According to a recent article in The Wire, farmers on average were denied at least Rs 1,881 crore by having to sell their produce below MSP in October and November. In all major paddy producing states—Chhattisgarh, Uttar Pradesh and Telangana—the average prices were 15% below MSP. According to the PRS, 43% of wheat, 36% of rice, 12% of cereals and 1% of coarse grains produced are procured at MSP. Also, Punjab, Madhya Pradesh and Haryana make up 85% of the wheat procured under MSP. Therefore, MSP remains focused on a few crops and a few states.
MSP has had limited success in terms of serving as a signal. According to the findings of a 2016 NITI Aayog report, only 10% of farmers came to know about MSP for the different crops before their sowing season, whereas 62% of farmers knew about the prices of their produce after the sowing. Also, 28% of farmers could not recollect the information. Essentially, increased MSP cannot alone help in increasing farmers’ income.
The NABARD All India Rural Financial Inclusion Survey 2016-17 shows that 48% of rural households are agricultural households. And 87% of agricultural households possess two or less hectares of land, and only 5.2% own tractors. Nearly 43% of income of agricultural households comes from cultivation and livestock rearing. Small scale and lack of modernisation characterises a major chunk of India’s agriculture. New technology and farming techniques are crucial to increasing farm productivity, reducing cost of cultivation, and improving farm realisations. Farmer education and extension services will go a long way in improving farming practices. There is a dire need to communicate with farmers and win his confidence if new techniques are to be adopted. Limited success of soil health card and nutrient-based subsidy being an example how well-intended policies can fail to yield the desired results in the absence of a buy-in from farmers. Increase in yields of staple food crops can help farmers diversify into other value-added cash crops.

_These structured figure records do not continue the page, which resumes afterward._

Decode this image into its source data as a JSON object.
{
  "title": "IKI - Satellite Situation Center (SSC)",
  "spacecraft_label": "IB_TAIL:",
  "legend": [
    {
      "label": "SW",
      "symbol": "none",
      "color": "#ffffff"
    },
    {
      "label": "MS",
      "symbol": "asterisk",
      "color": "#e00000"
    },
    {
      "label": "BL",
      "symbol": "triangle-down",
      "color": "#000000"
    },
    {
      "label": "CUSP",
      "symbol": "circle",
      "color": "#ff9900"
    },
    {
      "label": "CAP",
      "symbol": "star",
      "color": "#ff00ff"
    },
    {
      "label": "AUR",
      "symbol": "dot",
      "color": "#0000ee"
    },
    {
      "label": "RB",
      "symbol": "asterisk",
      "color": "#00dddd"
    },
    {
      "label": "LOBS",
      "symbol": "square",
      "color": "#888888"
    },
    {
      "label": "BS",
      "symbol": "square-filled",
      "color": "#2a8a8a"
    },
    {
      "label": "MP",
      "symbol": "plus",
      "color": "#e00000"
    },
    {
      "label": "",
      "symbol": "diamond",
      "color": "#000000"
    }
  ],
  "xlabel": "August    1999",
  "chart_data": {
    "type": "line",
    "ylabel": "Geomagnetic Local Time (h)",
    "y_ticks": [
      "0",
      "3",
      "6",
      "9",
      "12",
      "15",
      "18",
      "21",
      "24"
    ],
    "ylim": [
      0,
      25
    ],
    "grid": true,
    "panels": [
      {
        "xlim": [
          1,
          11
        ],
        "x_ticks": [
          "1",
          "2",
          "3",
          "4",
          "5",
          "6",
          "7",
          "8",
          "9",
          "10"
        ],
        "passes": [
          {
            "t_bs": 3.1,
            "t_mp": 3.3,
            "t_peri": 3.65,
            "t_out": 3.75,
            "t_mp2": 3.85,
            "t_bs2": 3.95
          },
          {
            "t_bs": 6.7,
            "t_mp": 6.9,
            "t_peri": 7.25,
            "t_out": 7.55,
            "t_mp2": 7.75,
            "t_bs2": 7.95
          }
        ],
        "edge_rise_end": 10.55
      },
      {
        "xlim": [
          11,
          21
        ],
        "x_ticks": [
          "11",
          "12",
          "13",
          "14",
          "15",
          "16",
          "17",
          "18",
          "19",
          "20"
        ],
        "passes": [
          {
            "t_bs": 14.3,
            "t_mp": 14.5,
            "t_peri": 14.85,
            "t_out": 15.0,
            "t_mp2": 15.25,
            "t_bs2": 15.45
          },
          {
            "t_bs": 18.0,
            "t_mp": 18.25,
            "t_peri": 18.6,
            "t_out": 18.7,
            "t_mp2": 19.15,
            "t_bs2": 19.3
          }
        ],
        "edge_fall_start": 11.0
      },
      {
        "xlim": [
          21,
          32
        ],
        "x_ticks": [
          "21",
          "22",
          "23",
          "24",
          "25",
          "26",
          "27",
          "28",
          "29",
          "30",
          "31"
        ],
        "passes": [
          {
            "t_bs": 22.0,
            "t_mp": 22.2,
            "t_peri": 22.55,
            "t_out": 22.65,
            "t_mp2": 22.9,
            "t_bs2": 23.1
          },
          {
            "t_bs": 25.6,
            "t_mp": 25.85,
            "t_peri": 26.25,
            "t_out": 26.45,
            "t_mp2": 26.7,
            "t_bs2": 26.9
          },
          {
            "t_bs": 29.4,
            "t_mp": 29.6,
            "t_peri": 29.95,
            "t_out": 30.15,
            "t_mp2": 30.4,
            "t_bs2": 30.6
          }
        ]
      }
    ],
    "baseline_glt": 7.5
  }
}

An impetus to farmer producer organisations (FPOs) can help farmers achieve scale, and better coordinate cultivation and marketing of their produce. Self-help groups (SHGs) can help farmers diversify their income streams. However, FPOs and SHGs have had limited success owing to lack of managerial skills and quality control. Focused development of such soft and technical skills amongst farmers and rural population, may be say under ‘Skill India’, could help FPOs and SHGs achieve greater success. Agri-based industries in rural areas can help utilise excess labour from the farms and provide new employment opportunities, and at the same time provide a ready market for farm produce. Easy access to formal credit too can help farmers lower their borrowing costs.
Free and functioning agricultural markets can help farmers increase the incomes from their farm produce. Deeper and open agricultural markets can help market participants with better price discovery and foresight of market conditions. Better agriculture and supply chain infrastructure will be crucial for the success of trading markets. Bringing players on board eNAM and other trading platforms will be critical, as will be helping farmers access international markets.
The recent reforms may or may not stay. By itself, the ability of any reform to transform agriculture will be limited. Bihar became the first state to abolish the APMC Act in 2006. Studies have shown the impact of that on the plight of farmers has been a mixed bag, owing to nuances of the rural socio-economic setup.
To really bring about a marked change in the plight of farmers, coordinated and comprehensive effort will be required on the part of the government, the private sector and farmers. Participants will need to have confidence and work with one another to identify the problems and find solutions. This is the only way India can achieve income security for its farmers and nutritional security for itself.